As for the Mike's On The Rocks Hurricane, well - I have had
many, many, many mixed type and malt beverage type drinks that were a lot
better and more than enough that also were a lot worse. On the side of the can,
in the small print, it says this: "PREMIUM MALT BEVERAGE WITH NATURAL
FLAVORS AND CERTIFIED COLORS". I imagine that the natural flavors are
those of a fruity nature. No not gay but fruity as in like fruit punch. What the certified colors are, I have no clue. In
addition to those flavors and colors is the flavor of alcohol. It is not a strong flavor
but the alcohol content is listed as 8%. Quite a bit stronger than your average
American beer. (Do you know why most American beers and sex in a canoe are
alike? They are both fucking close to water!) I am guessing that must be how
they were able to include “premium” on the label because other than a higher
alcohol content I do not see any reason to pay a premium for this stuff.

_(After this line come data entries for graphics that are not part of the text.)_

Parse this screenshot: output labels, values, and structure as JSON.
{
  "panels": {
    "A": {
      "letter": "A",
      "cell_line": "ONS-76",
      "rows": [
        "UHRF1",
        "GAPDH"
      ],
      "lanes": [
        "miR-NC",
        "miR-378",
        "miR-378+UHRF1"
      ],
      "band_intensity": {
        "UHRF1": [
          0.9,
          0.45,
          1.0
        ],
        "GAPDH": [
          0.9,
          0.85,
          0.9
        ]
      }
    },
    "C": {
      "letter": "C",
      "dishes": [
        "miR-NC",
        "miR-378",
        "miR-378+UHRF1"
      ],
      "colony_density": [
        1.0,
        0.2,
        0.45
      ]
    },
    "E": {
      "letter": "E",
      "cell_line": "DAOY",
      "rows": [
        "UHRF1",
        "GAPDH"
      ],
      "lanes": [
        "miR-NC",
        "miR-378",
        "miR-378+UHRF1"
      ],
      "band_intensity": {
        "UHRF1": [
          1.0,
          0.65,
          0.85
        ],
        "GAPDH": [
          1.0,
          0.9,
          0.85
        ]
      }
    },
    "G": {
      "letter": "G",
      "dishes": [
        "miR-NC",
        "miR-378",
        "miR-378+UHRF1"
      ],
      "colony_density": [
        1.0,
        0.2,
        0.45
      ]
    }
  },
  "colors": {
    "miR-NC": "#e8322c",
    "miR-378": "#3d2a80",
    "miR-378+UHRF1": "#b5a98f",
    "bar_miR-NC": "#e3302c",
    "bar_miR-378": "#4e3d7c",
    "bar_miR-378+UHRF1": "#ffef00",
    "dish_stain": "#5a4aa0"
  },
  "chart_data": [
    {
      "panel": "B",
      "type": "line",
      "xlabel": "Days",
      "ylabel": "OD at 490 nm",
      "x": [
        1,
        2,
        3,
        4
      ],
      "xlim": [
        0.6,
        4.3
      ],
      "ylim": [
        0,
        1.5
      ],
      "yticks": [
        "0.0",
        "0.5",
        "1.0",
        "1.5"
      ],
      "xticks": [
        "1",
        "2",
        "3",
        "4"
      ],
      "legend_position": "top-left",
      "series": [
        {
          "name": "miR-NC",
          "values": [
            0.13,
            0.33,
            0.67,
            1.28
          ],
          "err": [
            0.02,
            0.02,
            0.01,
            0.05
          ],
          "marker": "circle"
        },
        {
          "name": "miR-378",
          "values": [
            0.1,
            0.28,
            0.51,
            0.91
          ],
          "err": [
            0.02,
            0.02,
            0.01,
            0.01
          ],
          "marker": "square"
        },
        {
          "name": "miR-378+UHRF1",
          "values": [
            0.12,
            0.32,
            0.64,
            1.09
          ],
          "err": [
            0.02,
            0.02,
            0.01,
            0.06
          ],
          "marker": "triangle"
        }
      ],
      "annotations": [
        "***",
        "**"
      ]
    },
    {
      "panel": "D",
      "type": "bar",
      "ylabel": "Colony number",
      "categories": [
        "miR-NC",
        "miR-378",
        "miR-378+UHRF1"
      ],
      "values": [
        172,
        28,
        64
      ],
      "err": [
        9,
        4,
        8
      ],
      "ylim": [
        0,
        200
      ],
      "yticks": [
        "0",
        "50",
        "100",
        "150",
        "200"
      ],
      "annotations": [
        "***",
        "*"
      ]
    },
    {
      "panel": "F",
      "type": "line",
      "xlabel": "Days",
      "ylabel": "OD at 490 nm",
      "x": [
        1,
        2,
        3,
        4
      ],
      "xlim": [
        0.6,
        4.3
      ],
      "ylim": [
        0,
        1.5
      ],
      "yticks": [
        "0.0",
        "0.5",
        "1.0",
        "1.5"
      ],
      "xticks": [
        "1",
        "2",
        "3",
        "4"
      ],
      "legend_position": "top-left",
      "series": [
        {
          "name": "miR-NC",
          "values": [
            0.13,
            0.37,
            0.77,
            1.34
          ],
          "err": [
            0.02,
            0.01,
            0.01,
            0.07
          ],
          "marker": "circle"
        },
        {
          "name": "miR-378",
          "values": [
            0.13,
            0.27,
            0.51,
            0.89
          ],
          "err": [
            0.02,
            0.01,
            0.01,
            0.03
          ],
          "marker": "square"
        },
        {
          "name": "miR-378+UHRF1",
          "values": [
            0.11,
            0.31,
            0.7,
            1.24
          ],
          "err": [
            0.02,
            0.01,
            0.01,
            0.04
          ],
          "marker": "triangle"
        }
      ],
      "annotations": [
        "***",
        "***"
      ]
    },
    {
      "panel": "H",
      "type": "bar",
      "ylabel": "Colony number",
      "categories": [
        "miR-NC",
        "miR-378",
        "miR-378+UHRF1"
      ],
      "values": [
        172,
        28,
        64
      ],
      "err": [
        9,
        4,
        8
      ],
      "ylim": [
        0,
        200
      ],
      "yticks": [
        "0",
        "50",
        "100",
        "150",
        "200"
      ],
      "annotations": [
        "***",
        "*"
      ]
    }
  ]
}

In other words, the first one did not impress me as anything
other than something akin to Annie Green Springs or Yago Sangria and may in
actuality have been closer to MD 20/20 or Muscatel albeit with a cheap fruit
punch added to the mix. (Those of you true connoisseurs of the not so finer
wines know exactly what I mean.) I have to admit, though now that I have eaten
dinner, and had the first one, and am now almost done with the second one, I am
looking forward to the third and fourth ones in the pack. Not because it is a
premium beverage as far as my idea of premium goes but probably because the
alcohol content has made the flavor acceptable, maybe even almost delicious,
after almost two of them.
Before I get too sloshed, and I intend to do just that, let
me say that if I want a fruity flavored alcoholic drink, I usually go for
something I make myself from whole fresh fruit (like bananas, nectarines,
apples, blueberries, raspberries, pineapple and oranges - not essence of gay
guys) in the blender to which I add a couple to few types of rum, and/or vodka,
and/or whiskey. We only got a blender, in our home, within the last 2 or 3
years at most. I have no clue how I ever survived without one. The drinks one
can mix in it are extravagant as far as I am concerned - and that goes whether
or not you add alcohol. I may even have to try adding bacon one of these days
but have to give some serious thought as to the other ingredients. I was
thinking along the lines of sour mash or Bourbon or Irish whiskey but vodka may
do, especially potato vodka (one of my favorite vodkas). Of course, I could add
home fries and gin.
Yet, in the meanwhile, since I do not have a blender full of
some glorious concoction of God's mashed together fruity goodness, I have
settled for whatever in Hades it is that Mike or the company known as Mike's
has thrown together for me and I must admit, I am enjoying the heck out of it;
any reservations to the contrary, mentioned above, fading with each gulp.